The paper proposes a novel spectral compression mapping technique and a two-stage enhancement framework that jointly improve full-band speech enhancement performance.

Findings

Effective spectral compression mapping enhances high frequency processing.

Two-stage model achieves higher speech quality in experiments.

Focus on low and middle frequencies improves enhancement results.

Abstract

The direct expansion of deep neural network (DNN) based wide-band speech enhancement (SE) to full-band processing faces the challenge of low frequency resolution in low frequency range, which would highly likely lead to deteriorated performance of the model.
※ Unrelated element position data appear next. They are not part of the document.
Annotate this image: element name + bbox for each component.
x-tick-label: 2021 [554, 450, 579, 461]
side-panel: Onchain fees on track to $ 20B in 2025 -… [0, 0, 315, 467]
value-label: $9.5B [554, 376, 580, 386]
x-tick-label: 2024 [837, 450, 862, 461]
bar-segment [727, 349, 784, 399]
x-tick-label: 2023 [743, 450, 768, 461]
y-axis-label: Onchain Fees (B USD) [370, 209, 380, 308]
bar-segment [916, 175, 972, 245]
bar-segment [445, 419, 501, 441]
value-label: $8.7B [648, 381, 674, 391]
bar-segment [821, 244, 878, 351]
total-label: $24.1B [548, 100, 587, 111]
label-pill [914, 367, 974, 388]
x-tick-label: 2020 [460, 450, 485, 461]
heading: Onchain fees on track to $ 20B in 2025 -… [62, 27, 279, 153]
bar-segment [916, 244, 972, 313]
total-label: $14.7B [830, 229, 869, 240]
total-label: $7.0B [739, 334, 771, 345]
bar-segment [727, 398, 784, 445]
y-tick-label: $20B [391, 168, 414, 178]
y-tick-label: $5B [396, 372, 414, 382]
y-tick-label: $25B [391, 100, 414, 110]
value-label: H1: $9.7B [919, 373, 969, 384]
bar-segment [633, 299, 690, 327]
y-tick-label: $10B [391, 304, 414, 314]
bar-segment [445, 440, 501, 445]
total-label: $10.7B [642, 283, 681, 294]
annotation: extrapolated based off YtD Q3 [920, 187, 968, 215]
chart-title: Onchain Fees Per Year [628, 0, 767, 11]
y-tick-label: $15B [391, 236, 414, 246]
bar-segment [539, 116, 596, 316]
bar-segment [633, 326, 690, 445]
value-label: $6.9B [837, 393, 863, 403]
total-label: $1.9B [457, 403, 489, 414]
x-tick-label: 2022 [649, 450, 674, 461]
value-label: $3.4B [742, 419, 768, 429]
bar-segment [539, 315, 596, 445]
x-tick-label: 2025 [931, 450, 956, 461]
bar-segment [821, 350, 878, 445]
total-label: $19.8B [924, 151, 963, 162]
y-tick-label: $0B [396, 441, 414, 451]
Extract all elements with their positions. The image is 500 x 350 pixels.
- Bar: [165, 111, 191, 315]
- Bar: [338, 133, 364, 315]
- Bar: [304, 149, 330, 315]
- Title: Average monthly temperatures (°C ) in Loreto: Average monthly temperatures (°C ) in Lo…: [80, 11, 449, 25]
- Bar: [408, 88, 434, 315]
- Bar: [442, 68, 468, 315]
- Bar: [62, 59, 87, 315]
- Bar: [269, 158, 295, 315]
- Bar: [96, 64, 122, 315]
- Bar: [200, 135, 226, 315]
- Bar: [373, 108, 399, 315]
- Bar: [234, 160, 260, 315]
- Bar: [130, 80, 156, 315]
In this paper, we propose a learnable spectral compression mapping (SCM) to effectively compress the high frequency components so that they can be processed in a more efficient manner. By doing so, the model can pay more attention to low and middle frequency range, where most of the speech power is concentrated. Instead of suppressing noise in a single network structure, we first estimate a spectral magnitude mask, converting the speech to a high signal-to-ratio (SNR) state, and then utilize a subsequent model to further optimize the real and imaginary mask of the pre-enhanced signal. We conduct comprehensive experiments to validate the efficacy of the proposed method.